Medical professionals affirmed Daniely’s decision to enroll with Liberty University Online Programs in 2019 as a wise one.

“My oncology team told me that going to school was one of the best things that I could have done for myself,” the New York native and current Atlanta resident said. “It redirected some of that self-indulgence that you go through when you’re sitting there getting your chemo drip.”

“Once you decide that you can have a can-do attitude, you can do it,” she added.

Through surgeries to remove tumors and countless radiation and chemotherapy treatments, she persevered, receiving A’s in an all but one of her courses and graduating with honors.

Daniely wasn’t sure she could attend her graduation, but was able to put off a CAR T-cell transplant procedure long enough to travel to Lynchburg with her husband, Kenneth and their daughter Ashley. When they arrived back home in Atlanta, she received the treatment.

CAR T-cell therapy is a type of immunotherapy called adoptive cell therapy. Doctors extract T cells (a type of white blood cell) from the patient’s blood and then add an artificial receptor to their surface. The receptor enables the modified cells to produce chemicals that kill cancer. Once they are infused back into a patient’s body through an IV, they begin multiplying and attacking tumor cells.

Although she was supposed to have the transplant in April, Daniely was determined to wait until she could walk the Commencement stage.

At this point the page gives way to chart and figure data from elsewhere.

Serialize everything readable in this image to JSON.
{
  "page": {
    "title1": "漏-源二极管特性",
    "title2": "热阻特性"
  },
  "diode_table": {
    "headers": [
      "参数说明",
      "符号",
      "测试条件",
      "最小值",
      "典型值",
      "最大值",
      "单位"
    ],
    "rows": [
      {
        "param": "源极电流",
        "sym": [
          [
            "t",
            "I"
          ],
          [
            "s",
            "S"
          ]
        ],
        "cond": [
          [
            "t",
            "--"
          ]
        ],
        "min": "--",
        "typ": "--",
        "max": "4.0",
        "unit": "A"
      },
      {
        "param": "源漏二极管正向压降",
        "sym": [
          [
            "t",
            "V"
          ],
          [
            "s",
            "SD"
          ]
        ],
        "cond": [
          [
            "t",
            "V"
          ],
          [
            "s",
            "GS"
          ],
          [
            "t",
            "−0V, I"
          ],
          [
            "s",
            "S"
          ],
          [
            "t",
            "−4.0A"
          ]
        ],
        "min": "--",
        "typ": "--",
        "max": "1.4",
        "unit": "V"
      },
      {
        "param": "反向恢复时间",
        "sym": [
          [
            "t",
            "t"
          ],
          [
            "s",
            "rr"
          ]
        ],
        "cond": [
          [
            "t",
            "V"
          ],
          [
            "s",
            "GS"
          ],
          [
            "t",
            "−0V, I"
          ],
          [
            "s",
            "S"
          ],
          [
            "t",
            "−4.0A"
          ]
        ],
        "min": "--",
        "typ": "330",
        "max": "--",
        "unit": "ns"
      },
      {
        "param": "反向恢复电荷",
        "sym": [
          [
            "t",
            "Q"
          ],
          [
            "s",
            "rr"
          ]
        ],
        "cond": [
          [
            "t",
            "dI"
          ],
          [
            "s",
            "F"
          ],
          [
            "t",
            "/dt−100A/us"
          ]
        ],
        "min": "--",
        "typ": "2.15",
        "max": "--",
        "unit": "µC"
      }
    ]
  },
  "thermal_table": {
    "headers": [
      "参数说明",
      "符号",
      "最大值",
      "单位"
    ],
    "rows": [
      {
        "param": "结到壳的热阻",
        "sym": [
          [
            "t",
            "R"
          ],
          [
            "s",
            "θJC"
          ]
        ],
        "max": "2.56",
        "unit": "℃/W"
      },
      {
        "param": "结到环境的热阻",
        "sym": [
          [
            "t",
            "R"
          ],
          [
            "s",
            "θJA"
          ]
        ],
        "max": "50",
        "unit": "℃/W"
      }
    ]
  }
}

“I said, ‘No, I have to go to my Commencement and I’m not going to have this transplant until after Commencement,’” she said.

Ashley, Kenneth, and Yvonne Daniely during Commencement

As she reflects on her experience with Liberty, she is grateful for the excellence of the faculty who kept her on track in her educational pursuits.

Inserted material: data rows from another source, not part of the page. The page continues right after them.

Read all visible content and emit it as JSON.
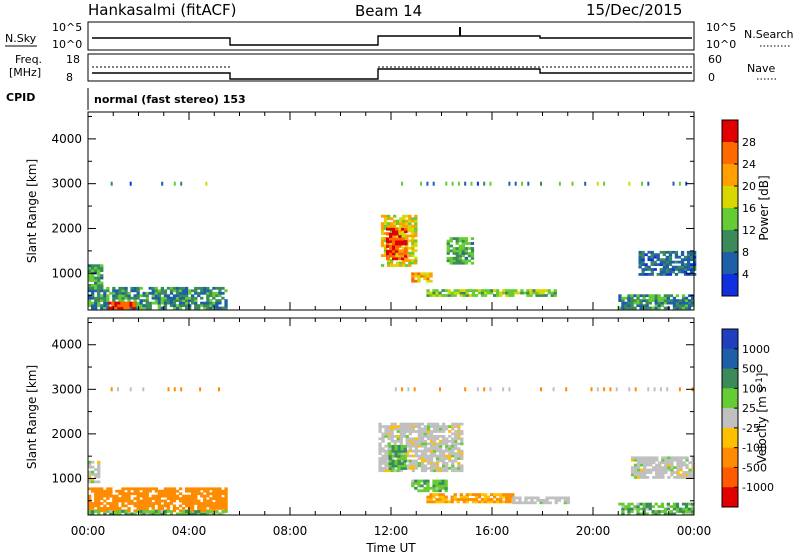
{
  "header": {
    "station": "Hankasalmi (fitACF)",
    "beam": "Beam 14",
    "date": "15/Dec/2015"
  },
  "top_panels": {
    "nsky_label": "N.Sky",
    "nsky_ticks": [
      "10^5",
      "10^0"
    ],
    "nsearch_label": "N.Search",
    "nsearch_ticks": [
      "10^5",
      "10^0"
    ],
    "freq_label_1": "Freq.",
    "freq_label_2": "[MHz]",
    "freq_ticks": [
      "18",
      "8"
    ],
    "nave_label": "Nave",
    "nave_ticks": [
      "60",
      "0"
    ],
    "cpid_label": "CPID",
    "cpid_text": "normal (fast stereo) 153"
  },
  "colorbars": {
    "power": {
      "label": "Power [dB]",
      "ticks": [
        "28",
        "24",
        "20",
        "16",
        "12",
        "8",
        "4"
      ],
      "colors": [
        "#e00000",
        "#ff6a00",
        "#ffa000",
        "#d8d800",
        "#66cc33",
        "#3a8a5a",
        "#1f5fa8",
        "#1030e0"
      ]
    },
    "velocity": {
      "label": "Velocity [m s",
      "label_sup": "-1",
      "label_end": "]",
      "ticks": [
        "1000",
        "500",
        "100",
        "25",
        "-25",
        "-100",
        "-500",
        "-1000"
      ],
      "colors": [
        "#1f3fbf",
        "#1f5fa8",
        "#3a8a5a",
        "#66cc33",
        "#c0c0c0",
        "#ffc000",
        "#ff8c00",
        "#ff5a00",
        "#e00000"
      ]
    }
  },
  "chart_data": [
    {
      "type": "heatmap",
      "title": "Power",
      "ylabel": "Slant Range [km]",
      "ylim": [
        180,
        4600
      ],
      "yticks": [
        "4000",
        "3000",
        "2000",
        "1000"
      ],
      "xlabel": "Time UT",
      "xticks": [
        "00:00",
        "04:00",
        "08:00",
        "12:00",
        "16:00",
        "20:00",
        "00:00"
      ],
      "xlim_hours": [
        0,
        24
      ],
      "regions": [
        {
          "t0": 0.0,
          "t1": 0.5,
          "r0": 650,
          "r1": 1200,
          "level": 12
        },
        {
          "t0": 0.0,
          "t1": 5.5,
          "r0": 200,
          "r1": 650,
          "level": 10
        },
        {
          "t0": 0.8,
          "t1": 1.8,
          "r0": 200,
          "r1": 350,
          "level": 26
        },
        {
          "t0": 11.6,
          "t1": 13.0,
          "r0": 1150,
          "r1": 2300,
          "level": 18
        },
        {
          "t0": 11.8,
          "t1": 12.6,
          "r0": 1300,
          "r1": 2000,
          "level": 26
        },
        {
          "t0": 12.8,
          "t1": 13.6,
          "r0": 800,
          "r1": 1000,
          "level": 20
        },
        {
          "t0": 13.4,
          "t1": 18.5,
          "r0": 480,
          "r1": 620,
          "level": 14
        },
        {
          "t0": 14.2,
          "t1": 15.2,
          "r0": 1200,
          "r1": 1800,
          "level": 12
        },
        {
          "t0": 21.8,
          "t1": 24.0,
          "r0": 950,
          "r1": 1450,
          "level": 8
        },
        {
          "t0": 21.0,
          "t1": 24.0,
          "r0": 200,
          "r1": 500,
          "level": 10
        }
      ]
    },
    {
      "type": "heatmap",
      "title": "Velocity",
      "ylabel": "Slant Range [km]",
      "ylim": [
        180,
        4600
      ],
      "yticks": [
        "4000",
        "3000",
        "2000",
        "1000"
      ],
      "xlabel": "Time UT",
      "xticks": [
        "00:00",
        "04:00",
        "08:00",
        "12:00",
        "16:00",
        "20:00",
        "00:00"
      ],
      "xlim_hours": [
        0,
        24
      ],
      "regions": [
        {
          "t0": 0.0,
          "t1": 0.4,
          "r0": 900,
          "r1": 1350,
          "level": 0
        },
        {
          "t0": 0.0,
          "t1": 5.5,
          "r0": 250,
          "r1": 800,
          "level": -150
        },
        {
          "t0": 0.0,
          "t1": 5.5,
          "r0": 180,
          "r1": 260,
          "level": 50
        },
        {
          "t0": 11.5,
          "t1": 14.8,
          "r0": 1150,
          "r1": 2200,
          "level": 0
        },
        {
          "t0": 11.9,
          "t1": 12.5,
          "r0": 1200,
          "r1": 1700,
          "level": 60
        },
        {
          "t0": 12.8,
          "t1": 14.2,
          "r0": 700,
          "r1": 950,
          "level": 50
        },
        {
          "t0": 13.4,
          "t1": 16.8,
          "r0": 450,
          "r1": 650,
          "level": -100
        },
        {
          "t0": 16.8,
          "t1": 19.0,
          "r0": 430,
          "r1": 560,
          "level": 0
        },
        {
          "t0": 21.5,
          "t1": 24.0,
          "r0": 1000,
          "r1": 1450,
          "level": 0
        },
        {
          "t0": 21.0,
          "t1": 24.0,
          "r0": 180,
          "r1": 450,
          "level": 50
        }
      ]
    }
  ]
}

“It’s amazing to know that your professors care for you, but they also encourage you,” she said. “You can have conversations away from the academics of it all and just have personal conversations and develop friendships, and that is what I was able to do.”

Daniely’s cancer battle began in 2008, while she was working for ExpressJet, a division of Delta Airlines in Atlanta. At the best, her doctors told her she could live five years. But determined to survive to continue to see her daughter, Ashley, further her own life and career, Daniely began setting education goals to keep her mind active and off of the heaviness of her prognosis.

She began by exploring areas of personal interest and decided to with her alma mater, Brenau University, to pursue a master’s degree in interior design (which she completed in 2018). While in the hospital recovering from her first stem cell transplant that same year, Daniely noticed Ashley’s tenacity, day after day, studying for her doctorate beside her mother’s bed. The next year, after hearing about Liberty’s vast array of online degree options, Daniely decided to pursue her doctorate in the education field, which she knew would be beneficial to the public speaking opportunities she occasionally has with the Leukemia and Lymphoma Society in Atlanta.

While sitting in the hospital getting her chemo drip and sometimes in the infusion center in Atlanta, Daniely could often be seen working on papers and studying.

“I was very determined to get this degree, and I felt challenged but I also felt encouraged,” she said.  “In each class I took, I had a focus that was unbelievable … there was something that changed when I saw the determination of my daughter as she was sitting at my bedside writing. I knew then that I had to continue to be there for my family.”

Daniely hopes that through this educational pursuit undertaken while fighting for her life, she has been an inspiration to those watching.

“My family saw that when I went through the transplants and the chemo, the radiation and all the needles and the transfusions and the infusions, that I always came out on the other side,” she said. “I try to do it with dignity. I try to show my family that regardless of whatever your health situation is, you can rise above it and you can find joy, and we have.”

“I’ve tried to do all of the positive commitments and engagements that I could to remain alive and to be a positive person, to continue my education, and just live my life,” she added. “It’s been working.”